Jepang membangun Sepakbolanya secara sistematik sejak tahun 1989. Mereka memulai liga profesionalnya di tahun 1993 dan mulai menuai hasilnya lolos ke Piala Dunia 5 tahun kemudian. Hari ini, praktis mereka boleh menyebut diri mereka sebagai negara terkuat di Asia. Cara yang mereka lakukan sederhana, dengan perencanaan dan menerapkan apa yang sudah direncanakan.
Di era 1980an, nyaris tak ada orang yang tahu Sepakbola Jepang, bahkan masyarakat Jepang sendiri lebih memilih olahraga-olahraga lainnya seperti Baseball, Sumo, Karate, Basket atau bahkan Volley. Kemudian dengan Japan Football Association (JFA) membentuk JLeague sembari memindahkan budaya berkumpul masyarakat lokal ke Stadion dan segala arenanya dijadikan tempat berkumpul, beranjangsana sekaligus bereuni.
Berbagai fasilitas hiburan bisa ditemukan di luar Stadion, lengkap dengan segala atributnya. Pada kecepatan yang sama mereka juga meminta pada semua klub untuk mulai melakukan investasi pemain. Maka dibinalah anak-anak sejak usia sangat muda dari 7 tahun untuk disiapkan menjadi pemain profesional. Kini, mereka adalah kekuatan terkemuka di Asia dan telah berani mencanangkan berada di posisi 8 besar Piala Dunia 2014 sekaligus menjadi juara di Piala Dunia 2050 nanti….dengan para pemain yang bahkan belum lahir hari ini.
Timor Leste mulai membangun Sepakbola mereka sekitar 10 tahun yang lalu di atas puing-puing reruntuhan akibat bumi hangus Indonesia. “Kami memulainya diatas mobil kawan,” kisah Amandio sembari tertawa mengingat masa-masa itu. Mereka memang tak punya kekuatan finansial sekuat Jepang, perjalanan mereka jadi lebih panjang. Hal penting yang harus mereka punya adalah lapangan latih dan Stadion berstandar internasional. Dua hal yang perlahan telah mulai mereka capai.

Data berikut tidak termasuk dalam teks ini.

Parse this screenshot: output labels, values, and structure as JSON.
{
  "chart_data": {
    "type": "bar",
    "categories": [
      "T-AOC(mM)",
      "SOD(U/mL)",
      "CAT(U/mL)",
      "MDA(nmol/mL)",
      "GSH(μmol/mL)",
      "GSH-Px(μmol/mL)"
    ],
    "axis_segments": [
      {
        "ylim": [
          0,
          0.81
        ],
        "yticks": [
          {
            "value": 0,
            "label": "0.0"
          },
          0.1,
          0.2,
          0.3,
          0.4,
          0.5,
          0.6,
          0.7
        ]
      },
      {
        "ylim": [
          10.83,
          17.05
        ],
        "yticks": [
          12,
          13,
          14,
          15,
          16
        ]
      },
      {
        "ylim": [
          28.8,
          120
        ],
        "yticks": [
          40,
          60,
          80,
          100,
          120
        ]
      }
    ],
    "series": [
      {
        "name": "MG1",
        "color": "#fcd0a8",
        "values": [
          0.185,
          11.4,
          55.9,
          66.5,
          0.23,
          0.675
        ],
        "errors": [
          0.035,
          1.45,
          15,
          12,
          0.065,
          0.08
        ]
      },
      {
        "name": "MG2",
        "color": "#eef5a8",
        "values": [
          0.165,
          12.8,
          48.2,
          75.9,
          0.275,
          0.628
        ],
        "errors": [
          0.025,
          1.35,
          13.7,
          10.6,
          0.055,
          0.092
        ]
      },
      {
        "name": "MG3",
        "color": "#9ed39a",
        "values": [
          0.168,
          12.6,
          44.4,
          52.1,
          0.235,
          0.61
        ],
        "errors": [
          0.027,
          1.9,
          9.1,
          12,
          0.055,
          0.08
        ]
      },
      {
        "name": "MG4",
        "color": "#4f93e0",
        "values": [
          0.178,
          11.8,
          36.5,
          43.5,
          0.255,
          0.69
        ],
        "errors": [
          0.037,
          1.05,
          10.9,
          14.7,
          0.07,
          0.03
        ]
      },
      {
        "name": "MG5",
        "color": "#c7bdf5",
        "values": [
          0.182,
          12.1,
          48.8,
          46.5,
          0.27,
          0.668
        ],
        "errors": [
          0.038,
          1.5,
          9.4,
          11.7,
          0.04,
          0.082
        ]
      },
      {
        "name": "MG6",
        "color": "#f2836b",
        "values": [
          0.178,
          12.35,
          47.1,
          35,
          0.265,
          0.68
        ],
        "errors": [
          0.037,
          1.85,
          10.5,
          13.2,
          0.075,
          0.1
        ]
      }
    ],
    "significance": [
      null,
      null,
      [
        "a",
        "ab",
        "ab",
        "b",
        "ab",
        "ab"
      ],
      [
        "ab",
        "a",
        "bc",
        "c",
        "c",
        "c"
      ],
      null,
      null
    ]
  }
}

Satu lapangan sintetis yang menjadi bagian fasilitas modern telah mereka miliki. Saya melihat dan merasakan sendiri bagaimana fasilitas lapangan itu memang sungguh nyaman. Anak-anak muda yang tergabung di tim muda mereka setiap hari menggunakan fasilitas itu.
Tim nasional mereka 9 tahun lalu masih menjadi ajang lumbung gol bagi tim nasional kita. Namun sekitar 5 tahun sejak saat itu, tim junior mereka telah mampu menaklukkan kita. Lalu tim U23 mereka secara perlahan mulai sanggup menipiskan margin kebobolan terhadap tim kita. Terlepas dari beberapa pemain asal negara serumpun mereka yang datang ke Timor dan menggunakan paspor keduanya. Pada akhirnya para junior itu akan dewasa juga dan akan masuk tim utama negara tersebut. Mungkin, itulah saatnya ancaman sebenarnya bagi kita.
“Suatu hari kami memang harus bisa menaklukkan Indonesia, ada hal emosionil jika bisa menaklukkan saudara sendiri…apalagi Anda tahu lah bagaimana perjalanan sejarah (kedua) negara kita ini,” seloroh Jose Oliveira sebelum melepas saya di bandara Nicolau Lobato untuk kembali ke Indonesia.